Some of the examples of challenging behavior involve inappropriate social behavior, unsafe and/or violent behavior, disruptive behavior, and withdrawn behavior. The inappropriate social behaviors can involve inappropriate masturbation or touching, being over-affectionate, stealing, or inappropriate conversations. The unsafe and/or violent behaviors may involve smashing fixtures/furniture or any other school’s equipment, running away, fighting, punching, biting, kicking, or headbanging. The disruptive behaviors may involve refusal of following the classroom and schools’ instructions effectively, screaming, swearing, tantrums, speaking loudly in the classroom or being out of the classroom seat without any purpose. The withdrawn behaviors may involve hand flapping, social isolation, truancy, school phobia, anxiety, staring, rocking or shyness.
It is also important to note that student behavior in the classrooms is mostly influenced by various factors. These factors can eventually lead to both bad and good classroom behaviors. One of the factors can be the behavior of teachers, for example, over-reliance on rewards or punishments, over-reaction to misbehavior, or disorganized or boring lessons. The factors can also include issues related to classroom organization like obliviousness to cultural differences, ineffective materials or inconstant routines. Environmental factors may also be involved, for instance, the seating arrangements of the classroom or the level of noise in the classroom.
Other factors may also include student group dynamics, like, hostility or student apathy or cliques, or teasing and bullying. Cultural factors may also be involved like the ‘sorry businesses of the Koorie Community. Last but least, historical factors may also be included such as traumatic experiences of government agencies and school. Along with factors, it is also important for teachers to understand the role played by behavioral triggers that result in bad and good classroom behaviors. As specific behaviors can be promoted by triggers which are mostly referred to as events or actions. Teachers can deliberately use some triggers to correct classroom behaviors of students. For instance, signals may often be used by teachers to draw the attention of students or prefer to stay quiet to trigger the students to exhibit expected good attentive behavior.
However, the challenging or bad behavior may also be exhibited by some students due to some events or actions in the classroom used as the triggers. For example, for students experiencing learning difficulties, one of the effective triggers that can be used is asking students to place their books away and pull out a piece of paper so that writing exercise can be started. Those students who may be unable to do it may show that they are dealing with struggling behaviors and require additional attention by the teachers.

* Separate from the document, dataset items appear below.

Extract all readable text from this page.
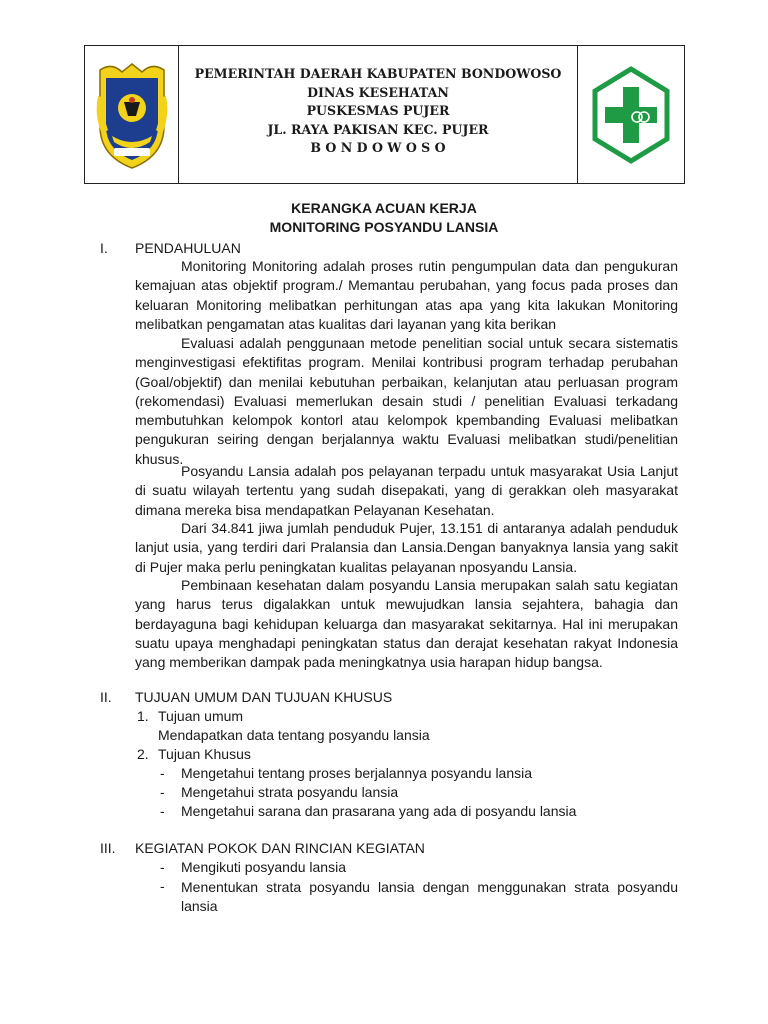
PEMERINTAH DAERAH KABUPATEN BONDOWOSO
DINAS KESEHATAN
PUSKESMAS PUJER
JL. RAYA PAKISAN KEC. PUJER
B O N D O W O S O
KERANGKA ACUAN KERJA
MONITORING POSYANDU LANSIA
I. PENDAHULUAN

Monitoring Monitoring adalah proses rutin pengumpulan data dan pengukuran kemajuan atas objektif program./ Memantau perubahan, yang focus pada proses dan keluaran Monitoring melibatkan perhitungan atas apa yang kita lakukan Monitoring melibatkan pengamatan atas kualitas dari layanan yang kita berikan

Evaluasi adalah penggunaan metode penelitian social untuk secara sistematis menginvestigasi efektifitas program. Menilai kontribusi program terhadap perubahan (Goal/objektif) dan menilai kebutuhan perbaikan, kelanjutan atau perluasan program (rekomendasi) Evaluasi memerlukan desain studi / penelitian Evaluasi terkadang membutuhkan kelompok kontorl atau kelompok kpembanding Evaluasi melibatkan pengukuran seiring dengan berjalannya waktu Evaluasi melibatkan studi/penelitian khusus.

Posyandu Lansia adalah pos pelayanan terpadu untuk masyarakat Usia Lanjut di suatu wilayah tertentu yang sudah disepakati, yang di gerakkan oleh masyarakat dimana mereka bisa mendapatkan Pelayanan Kesehatan.

Dari 34.841 jiwa jumlah penduduk Pujer, 13.151 di antaranya adalah penduduk lanjut usia, yang terdiri dari Pralansia dan Lansia.Dengan banyaknya lansia yang sakit di Pujer maka perlu peningkatan kualitas pelayanan nposyandu Lansia.

Pembinaan kesehatan dalam posyandu Lansia merupakan salah satu kegiatan yang harus terus digalakkan untuk mewujudkan lansia sejahtera, bahagia dan berdayaguna bagi kehidupan keluarga dan masyarakat sekitarnya. Hal ini merupakan suatu upaya menghadapi peningkatan status dan derajat kesehatan rakyat Indonesia yang memberikan dampak pada meningkatnya usia harapan hidup bangsa.

II. TUJUAN UMUM DAN TUJUAN KHUSUS
1. Tujuan umum
Mendapatkan data tentang posyandu lansia
2. Tujuan Khusus
- Mengetahui tentang proses berjalannya posyandu lansia
- Mengetahui strata posyandu lansia
- Mengetahui sarana dan prasarana yang ada di posyandu lansia
III. KEGIATAN POKOK DAN RINCIAN KEGIATAN
- Mengikuti posyandu lansia
- Menentukan strata posyandu lansia dengan menggunakan strata posyandu lansia
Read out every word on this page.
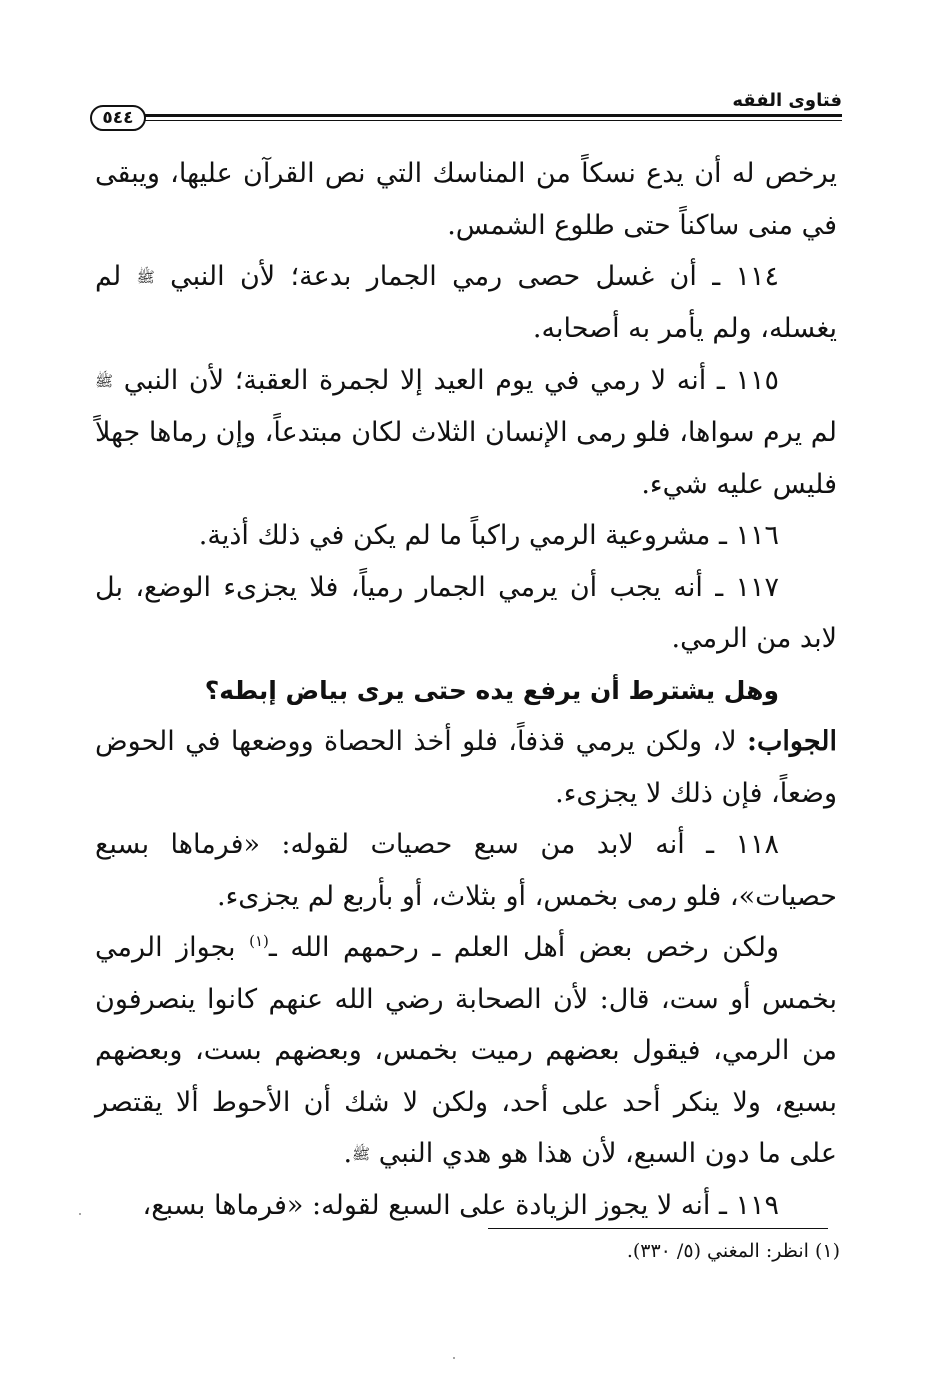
فتاوى الفقه
٥٤٤

يرخص له أن يدع نسكاً من المناسك التي نص القرآن عليها، ويبقى في منى ساكناً حتى طلوع الشمس.

١١٤ ـ أن غسل حصى رمي الجمار بدعة؛ لأن النبي ﷺ لم يغسله، ولم يأمر به أصحابه.

١١٥ ـ أنه لا رمي في يوم العيد إلا لجمرة العقبة؛ لأن النبي ﷺ لم يرم سواها، فلو رمى الإنسان الثلاث لكان مبتدعاً، وإن رماها جهلاً فليس عليه شيء.

١١٦ ـ مشروعية الرمي راكباً ما لم يكن في ذلك أذية.

١١٧ ـ أنه يجب أن يرمي الجمار رمياً، فلا يجزىء الوضع، بل لابد من الرمي.

وهل يشترط أن يرفع يده حتى يرى بياض إبطه؟

الجواب: لا، ولكن يرمي قذفاً، فلو أخذ الحصاة ووضعها في الحوض وضعاً، فإن ذلك لا يجزىء.

١١٨ ـ أنه لابد من سبع حصيات لقوله: «فرماها بسبع حصيات»، فلو رمى بخمس، أو بثلاث، أو بأربع لم يجزىء.

ولكن رخص بعض أهل العلم ـ رحمهم الله ـ$^{(١)}$ بجواز الرمي بخمس أو ست، قال: لأن الصحابة رضي الله عنهم كانوا ينصرفون من الرمي، فيقول بعضهم رميت بخمس، وبعضهم بست، وبعضهم بسبع، ولا ينكر أحد على أحد، ولكن لا شك أن الأحوط ألا يقتصر على ما دون السبع، لأن هذا هو هدي النبي ﷺ.

١١٩ ـ أنه لا يجوز الزيادة على السبع لقوله: «فرماها بسبع،

(١) انظر: المغني (٥/ ٣٣٠).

Moreover, classroom behavior also depends upon the environment of the classroom and the capabilities of the individual student. For instance, the noisy and large classroom may often influence students to exhibit bad classroom behavior, whereas, a quiet, attentive and small classroom of students may encourage them to display good behavior. It is also important to consider that one of the critical factors of any response to the challenging behavior of any student is the identification of the trigger that may be suitable for that particular student. When triggers are found, school staff and teachers may be able to encourage good classroom behavior.